The Hanover Insurance Group, Inc. said today that it is exploring “strategic alternatives” for its London-based Chaucer business is underway, which could include a possible sale.
A “review of strategic alternatives” is currently being undertaken by the firm, as it looks at its options for the Chaucer international specialty underwriting business at Lloyd’s, where it underwrites a range of insurance and reinsurance lines, including marine, property and energy risks.
Investment bank Goldman Sachs has been retained to advise The Hanover as it considers options available to it.
Chaucer is one of a number of likely sought-after London or Lloyd’s based businesses that could be considered as potential acquisition targets and with valuations for re/insurance M&A deals currently high, it’s possible The Hanover sees a timely opportunity to consider any approaches that are made.

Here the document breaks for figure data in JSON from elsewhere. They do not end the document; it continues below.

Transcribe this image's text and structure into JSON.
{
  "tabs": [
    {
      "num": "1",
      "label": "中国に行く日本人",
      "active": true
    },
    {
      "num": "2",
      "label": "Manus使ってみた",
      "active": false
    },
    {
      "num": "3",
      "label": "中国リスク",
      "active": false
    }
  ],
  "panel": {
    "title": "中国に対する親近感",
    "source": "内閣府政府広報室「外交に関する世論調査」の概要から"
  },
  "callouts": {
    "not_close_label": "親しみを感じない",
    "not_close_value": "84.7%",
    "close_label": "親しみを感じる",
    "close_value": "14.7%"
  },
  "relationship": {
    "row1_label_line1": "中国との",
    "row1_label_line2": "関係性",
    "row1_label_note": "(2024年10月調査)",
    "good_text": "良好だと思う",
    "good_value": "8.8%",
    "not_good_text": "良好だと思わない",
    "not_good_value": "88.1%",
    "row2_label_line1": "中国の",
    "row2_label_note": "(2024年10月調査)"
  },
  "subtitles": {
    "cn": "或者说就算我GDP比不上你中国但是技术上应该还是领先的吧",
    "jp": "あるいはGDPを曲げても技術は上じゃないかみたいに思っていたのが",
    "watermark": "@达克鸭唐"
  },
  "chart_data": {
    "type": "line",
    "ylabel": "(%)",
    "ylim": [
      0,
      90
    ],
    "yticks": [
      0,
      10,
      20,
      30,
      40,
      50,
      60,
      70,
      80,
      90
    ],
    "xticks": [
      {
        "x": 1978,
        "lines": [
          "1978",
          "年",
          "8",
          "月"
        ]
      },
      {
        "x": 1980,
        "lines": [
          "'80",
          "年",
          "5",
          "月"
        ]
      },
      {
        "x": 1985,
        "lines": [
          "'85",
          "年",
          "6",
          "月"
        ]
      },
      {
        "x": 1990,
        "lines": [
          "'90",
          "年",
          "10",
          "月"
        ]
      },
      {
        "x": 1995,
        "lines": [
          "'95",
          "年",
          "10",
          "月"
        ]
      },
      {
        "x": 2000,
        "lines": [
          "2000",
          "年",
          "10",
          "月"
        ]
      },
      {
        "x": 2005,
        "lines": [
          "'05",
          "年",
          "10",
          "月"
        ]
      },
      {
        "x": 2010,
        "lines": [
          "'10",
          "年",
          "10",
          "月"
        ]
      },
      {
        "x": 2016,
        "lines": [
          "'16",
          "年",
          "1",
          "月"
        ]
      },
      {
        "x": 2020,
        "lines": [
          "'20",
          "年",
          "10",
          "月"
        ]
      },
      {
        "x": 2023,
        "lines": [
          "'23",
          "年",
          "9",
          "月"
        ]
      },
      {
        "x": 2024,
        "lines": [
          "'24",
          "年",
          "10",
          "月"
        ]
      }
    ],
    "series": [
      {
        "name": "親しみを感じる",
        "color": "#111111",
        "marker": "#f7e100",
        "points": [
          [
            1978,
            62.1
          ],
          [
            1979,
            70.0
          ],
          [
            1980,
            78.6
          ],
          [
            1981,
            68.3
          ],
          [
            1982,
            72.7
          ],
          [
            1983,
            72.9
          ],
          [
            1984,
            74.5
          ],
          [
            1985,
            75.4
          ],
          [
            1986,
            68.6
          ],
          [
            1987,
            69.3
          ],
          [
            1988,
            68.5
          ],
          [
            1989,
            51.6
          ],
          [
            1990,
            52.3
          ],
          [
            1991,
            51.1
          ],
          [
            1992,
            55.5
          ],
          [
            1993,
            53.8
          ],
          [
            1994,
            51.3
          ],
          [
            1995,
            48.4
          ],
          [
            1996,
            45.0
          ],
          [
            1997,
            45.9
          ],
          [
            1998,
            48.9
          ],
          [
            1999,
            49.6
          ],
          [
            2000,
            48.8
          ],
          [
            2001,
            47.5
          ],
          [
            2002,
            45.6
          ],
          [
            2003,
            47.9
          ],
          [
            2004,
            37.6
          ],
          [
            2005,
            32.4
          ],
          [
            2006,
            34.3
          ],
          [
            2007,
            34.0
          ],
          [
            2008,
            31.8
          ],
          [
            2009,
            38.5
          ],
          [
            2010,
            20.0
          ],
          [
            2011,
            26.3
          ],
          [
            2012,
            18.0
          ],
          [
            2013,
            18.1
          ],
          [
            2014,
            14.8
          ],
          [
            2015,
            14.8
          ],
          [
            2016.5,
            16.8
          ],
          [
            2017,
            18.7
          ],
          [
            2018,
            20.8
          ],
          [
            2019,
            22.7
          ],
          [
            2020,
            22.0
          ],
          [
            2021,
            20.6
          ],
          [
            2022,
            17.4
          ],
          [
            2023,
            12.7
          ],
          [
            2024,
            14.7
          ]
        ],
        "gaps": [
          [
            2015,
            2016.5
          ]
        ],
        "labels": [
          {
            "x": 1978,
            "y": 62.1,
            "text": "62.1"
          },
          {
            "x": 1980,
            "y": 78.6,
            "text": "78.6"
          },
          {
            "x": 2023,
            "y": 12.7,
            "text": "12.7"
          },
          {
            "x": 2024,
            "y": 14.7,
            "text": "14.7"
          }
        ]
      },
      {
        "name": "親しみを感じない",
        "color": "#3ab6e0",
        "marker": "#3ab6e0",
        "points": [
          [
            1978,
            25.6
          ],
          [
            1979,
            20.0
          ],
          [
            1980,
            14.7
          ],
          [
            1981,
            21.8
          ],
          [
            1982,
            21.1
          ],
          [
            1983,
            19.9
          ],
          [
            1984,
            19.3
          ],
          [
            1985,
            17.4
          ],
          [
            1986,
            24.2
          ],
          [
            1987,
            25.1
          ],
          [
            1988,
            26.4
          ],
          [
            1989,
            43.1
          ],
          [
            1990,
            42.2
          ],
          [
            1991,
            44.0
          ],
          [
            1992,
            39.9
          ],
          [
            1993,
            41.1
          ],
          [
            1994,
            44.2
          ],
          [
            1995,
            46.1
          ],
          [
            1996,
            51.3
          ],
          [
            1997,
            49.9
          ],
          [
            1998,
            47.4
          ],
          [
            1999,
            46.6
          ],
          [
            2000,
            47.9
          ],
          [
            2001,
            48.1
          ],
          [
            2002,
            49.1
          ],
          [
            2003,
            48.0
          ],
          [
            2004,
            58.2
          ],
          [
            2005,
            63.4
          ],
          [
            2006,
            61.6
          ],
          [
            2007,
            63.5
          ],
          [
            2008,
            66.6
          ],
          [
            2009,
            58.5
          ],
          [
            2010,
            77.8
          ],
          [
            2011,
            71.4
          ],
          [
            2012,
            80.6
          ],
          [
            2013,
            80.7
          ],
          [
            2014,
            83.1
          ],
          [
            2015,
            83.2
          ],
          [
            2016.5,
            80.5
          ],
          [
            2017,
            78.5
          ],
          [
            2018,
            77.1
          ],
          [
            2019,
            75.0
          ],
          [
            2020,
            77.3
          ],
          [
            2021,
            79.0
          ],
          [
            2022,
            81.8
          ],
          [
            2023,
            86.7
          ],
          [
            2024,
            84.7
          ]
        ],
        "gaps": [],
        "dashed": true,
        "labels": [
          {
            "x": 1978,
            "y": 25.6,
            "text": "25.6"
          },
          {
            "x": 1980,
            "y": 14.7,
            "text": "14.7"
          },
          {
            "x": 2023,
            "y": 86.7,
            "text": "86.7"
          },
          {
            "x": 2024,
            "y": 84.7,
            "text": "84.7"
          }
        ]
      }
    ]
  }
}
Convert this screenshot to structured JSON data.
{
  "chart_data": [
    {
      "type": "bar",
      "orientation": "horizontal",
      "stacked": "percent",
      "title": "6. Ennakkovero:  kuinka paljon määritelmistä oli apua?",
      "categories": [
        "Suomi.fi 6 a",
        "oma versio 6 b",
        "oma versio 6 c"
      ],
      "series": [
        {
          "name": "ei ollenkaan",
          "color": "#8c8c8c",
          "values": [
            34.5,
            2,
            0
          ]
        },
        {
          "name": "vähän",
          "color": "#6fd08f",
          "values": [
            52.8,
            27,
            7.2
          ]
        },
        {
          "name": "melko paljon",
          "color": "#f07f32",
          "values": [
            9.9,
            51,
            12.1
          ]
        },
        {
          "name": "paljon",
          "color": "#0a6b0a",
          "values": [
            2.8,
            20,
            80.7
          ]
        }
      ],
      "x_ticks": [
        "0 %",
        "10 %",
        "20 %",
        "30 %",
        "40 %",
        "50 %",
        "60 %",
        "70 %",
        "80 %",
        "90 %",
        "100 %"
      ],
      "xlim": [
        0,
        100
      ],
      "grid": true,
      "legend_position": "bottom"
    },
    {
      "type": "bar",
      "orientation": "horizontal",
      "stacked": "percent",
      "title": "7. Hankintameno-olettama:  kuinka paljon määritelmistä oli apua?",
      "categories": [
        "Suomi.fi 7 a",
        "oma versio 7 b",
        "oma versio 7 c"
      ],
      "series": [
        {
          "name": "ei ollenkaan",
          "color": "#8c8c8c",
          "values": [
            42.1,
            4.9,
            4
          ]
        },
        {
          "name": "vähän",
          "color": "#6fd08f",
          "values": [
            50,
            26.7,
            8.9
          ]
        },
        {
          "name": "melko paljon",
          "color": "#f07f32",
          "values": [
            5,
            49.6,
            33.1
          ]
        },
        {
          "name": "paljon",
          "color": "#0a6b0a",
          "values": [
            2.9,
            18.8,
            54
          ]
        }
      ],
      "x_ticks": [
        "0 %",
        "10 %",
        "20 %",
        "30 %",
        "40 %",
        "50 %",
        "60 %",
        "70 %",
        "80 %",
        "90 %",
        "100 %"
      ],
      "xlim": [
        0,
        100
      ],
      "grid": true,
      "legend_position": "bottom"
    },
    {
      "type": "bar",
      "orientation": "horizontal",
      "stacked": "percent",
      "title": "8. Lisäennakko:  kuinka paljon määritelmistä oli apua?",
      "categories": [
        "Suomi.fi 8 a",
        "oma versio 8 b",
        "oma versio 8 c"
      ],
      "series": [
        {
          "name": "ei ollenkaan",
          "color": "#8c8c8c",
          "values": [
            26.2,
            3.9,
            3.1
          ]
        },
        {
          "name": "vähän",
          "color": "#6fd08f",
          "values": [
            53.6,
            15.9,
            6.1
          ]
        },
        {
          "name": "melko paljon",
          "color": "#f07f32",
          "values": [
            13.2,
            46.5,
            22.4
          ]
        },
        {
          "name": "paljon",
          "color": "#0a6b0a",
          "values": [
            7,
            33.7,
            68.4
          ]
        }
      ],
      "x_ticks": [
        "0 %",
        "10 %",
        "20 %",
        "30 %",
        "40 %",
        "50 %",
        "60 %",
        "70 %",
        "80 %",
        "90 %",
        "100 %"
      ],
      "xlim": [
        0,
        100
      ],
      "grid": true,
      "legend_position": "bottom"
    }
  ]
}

Chaucer underwrites across across international marine and non-marine markets through its Lloyd’s Syndicate 1084, and has a leading underwriting vehicle for nuclear risks in Syndicate 1176.
The firm also has international hub offices across Europe, Latin America and Asia and recently established a Dublin-based entity to provide continuity in its European trading through the Brexit process.
Chaucer also set up its first collateralised reinsurance sidecar, Thopas Re, this year, as it looked to the capital markets for reinsurance capacity support for its Syndicate 1084.